Fleur Delacour came to us as an icy, unimpressed by everything foreign student. No-nonsense, unfiltered, with no regard for celebrity status. She can say no without saying a word. She was both fierce and grace topped with a blue pretty Beauxbatons hat.
She then returned to our books as a verified part-veela who struggles with ‘er eenglish, who falls inlove a red-haired pony-tailed guy with a rockstar-esque career. True, Bill and Fleur were the stereotypical gross couple–too perfect for each other and too all-over each other. But together they were the right mix of glamour and adventure.

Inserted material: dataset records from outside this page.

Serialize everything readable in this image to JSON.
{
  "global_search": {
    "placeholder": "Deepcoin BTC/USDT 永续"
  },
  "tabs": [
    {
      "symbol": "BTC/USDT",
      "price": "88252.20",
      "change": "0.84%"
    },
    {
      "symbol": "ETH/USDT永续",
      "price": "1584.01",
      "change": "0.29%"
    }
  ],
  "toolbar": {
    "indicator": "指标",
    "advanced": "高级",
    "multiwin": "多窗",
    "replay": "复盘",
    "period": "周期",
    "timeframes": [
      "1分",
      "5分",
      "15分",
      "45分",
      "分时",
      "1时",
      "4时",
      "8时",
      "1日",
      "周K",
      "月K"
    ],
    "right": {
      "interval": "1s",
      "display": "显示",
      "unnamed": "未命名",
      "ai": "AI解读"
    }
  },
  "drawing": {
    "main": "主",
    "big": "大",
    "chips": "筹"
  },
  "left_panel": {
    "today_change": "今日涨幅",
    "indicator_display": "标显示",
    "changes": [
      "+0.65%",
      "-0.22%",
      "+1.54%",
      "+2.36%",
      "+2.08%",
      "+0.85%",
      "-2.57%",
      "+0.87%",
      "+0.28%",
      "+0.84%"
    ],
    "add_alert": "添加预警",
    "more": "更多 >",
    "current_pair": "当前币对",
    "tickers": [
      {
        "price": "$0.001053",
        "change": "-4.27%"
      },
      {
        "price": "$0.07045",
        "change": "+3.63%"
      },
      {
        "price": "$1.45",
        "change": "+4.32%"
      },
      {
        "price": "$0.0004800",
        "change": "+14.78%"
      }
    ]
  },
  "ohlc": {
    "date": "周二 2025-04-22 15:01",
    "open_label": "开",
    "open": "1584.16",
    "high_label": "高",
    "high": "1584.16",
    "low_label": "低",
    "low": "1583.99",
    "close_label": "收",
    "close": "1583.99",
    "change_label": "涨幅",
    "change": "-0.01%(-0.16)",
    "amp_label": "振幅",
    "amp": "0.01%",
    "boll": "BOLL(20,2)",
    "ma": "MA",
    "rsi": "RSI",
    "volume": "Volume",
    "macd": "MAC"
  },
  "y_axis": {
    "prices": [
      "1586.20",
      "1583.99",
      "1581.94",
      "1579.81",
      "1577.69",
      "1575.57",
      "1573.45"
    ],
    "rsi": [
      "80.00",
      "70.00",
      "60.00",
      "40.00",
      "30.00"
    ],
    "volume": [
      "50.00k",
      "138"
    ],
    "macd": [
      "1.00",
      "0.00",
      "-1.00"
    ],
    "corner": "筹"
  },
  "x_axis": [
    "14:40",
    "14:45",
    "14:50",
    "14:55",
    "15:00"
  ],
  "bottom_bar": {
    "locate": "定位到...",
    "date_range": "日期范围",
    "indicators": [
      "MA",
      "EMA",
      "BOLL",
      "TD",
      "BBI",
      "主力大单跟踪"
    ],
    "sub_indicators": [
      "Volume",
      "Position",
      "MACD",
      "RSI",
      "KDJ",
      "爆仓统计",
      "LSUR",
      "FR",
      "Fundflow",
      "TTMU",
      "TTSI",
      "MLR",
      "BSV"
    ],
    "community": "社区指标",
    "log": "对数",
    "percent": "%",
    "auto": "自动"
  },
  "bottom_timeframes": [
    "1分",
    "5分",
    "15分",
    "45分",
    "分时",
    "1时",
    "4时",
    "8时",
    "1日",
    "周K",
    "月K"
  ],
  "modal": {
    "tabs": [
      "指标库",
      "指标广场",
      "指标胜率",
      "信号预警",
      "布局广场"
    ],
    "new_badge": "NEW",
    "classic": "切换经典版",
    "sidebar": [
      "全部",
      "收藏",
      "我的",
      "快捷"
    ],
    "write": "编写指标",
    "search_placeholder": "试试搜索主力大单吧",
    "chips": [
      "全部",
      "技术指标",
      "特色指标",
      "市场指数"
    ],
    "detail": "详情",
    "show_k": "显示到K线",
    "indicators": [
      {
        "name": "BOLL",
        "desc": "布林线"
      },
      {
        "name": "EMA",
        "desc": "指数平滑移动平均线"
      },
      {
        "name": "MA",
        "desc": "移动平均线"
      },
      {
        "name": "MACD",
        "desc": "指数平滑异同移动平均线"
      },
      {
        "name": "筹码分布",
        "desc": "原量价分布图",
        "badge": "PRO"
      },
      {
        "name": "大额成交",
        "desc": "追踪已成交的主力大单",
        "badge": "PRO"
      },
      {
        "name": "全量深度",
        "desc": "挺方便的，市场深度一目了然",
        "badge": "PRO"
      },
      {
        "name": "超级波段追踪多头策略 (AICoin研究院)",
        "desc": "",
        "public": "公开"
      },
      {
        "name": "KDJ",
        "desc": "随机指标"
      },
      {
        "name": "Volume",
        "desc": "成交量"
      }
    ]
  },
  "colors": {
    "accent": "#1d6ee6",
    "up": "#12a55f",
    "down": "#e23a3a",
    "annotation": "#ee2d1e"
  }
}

In a whim, Fleur instantly became a shadow, a joke in the background, a phlegm; it was easy to side with Ginny, Hermione and Mrs. Weasley’s dislike for her.
For one, Fleur embodies the struggles of pretty girls. It might sound mundane and first-worldly, but we seem to give Fleur a lesser credit when she fought just as bravely as the others did. What’s not to love about a woman who stands up for her self and is confident about who she is? We admire Hermione for her wits and Ginny for her cool-girl persona but it seems difficult to admire Fleur because above all her redeeming qualities, she’s exceptionally pretty. (well, she’s part Veela, but still)
I thought it was a pivotal moment for her when she snatched the ointment from Mrs Weasley saying:
“you thought i would not weesh to marry him? Or per’aps you ‘oped? said Fleur, her nostrils flaring. “What do I care how ‘e looks? I am good looking enough for both of us, I theenk! All these scars show that my husband is brave! And I shall do zat!”
After this scene, the future in-laws wept and hugged each other. And Fleur became a solid character, un-scatched and un-phlegmed. She won us with her fierce devotion.
But she was always so admirable before that, only more admirable after. Fleur was a courageous witch who put family first, who was a Beauxbatons champ for a reason incase we forgot. Fleur is a very capable witch not only of magic but in heart, too. She forgave Molly and others for disliking her. She treated the Weasleys like family, she loves Bill and she takes him fang-earrings, scars and all.
Fleur could easily have chosen to escape the war and return to her homeland, but she stayed. She stayed and made home to where Bill’s family is, and opened it for Harry and others as well–without limit or question. She was loyal and brave enough to volunteer as one of the seven Potters and to fight alongside her friends in the battle of Hogwarts. She was an unsung hero.
Bill sees and loves her for who she is, too. I’d like to believe he sees the core of steel in Fleur hiding beneath the fairy-princess exterior. And as a couple, they function together as a unit. And it takes a love as magical as Bill and Fleur’s to blossom amidst war, to bring light in times of tragedy, a love that lights hope and a beautiful distraction with little development on its own.
Bill and Fleur—a soul and a love that resides largely in the background of others, but what they both have is extraordinary.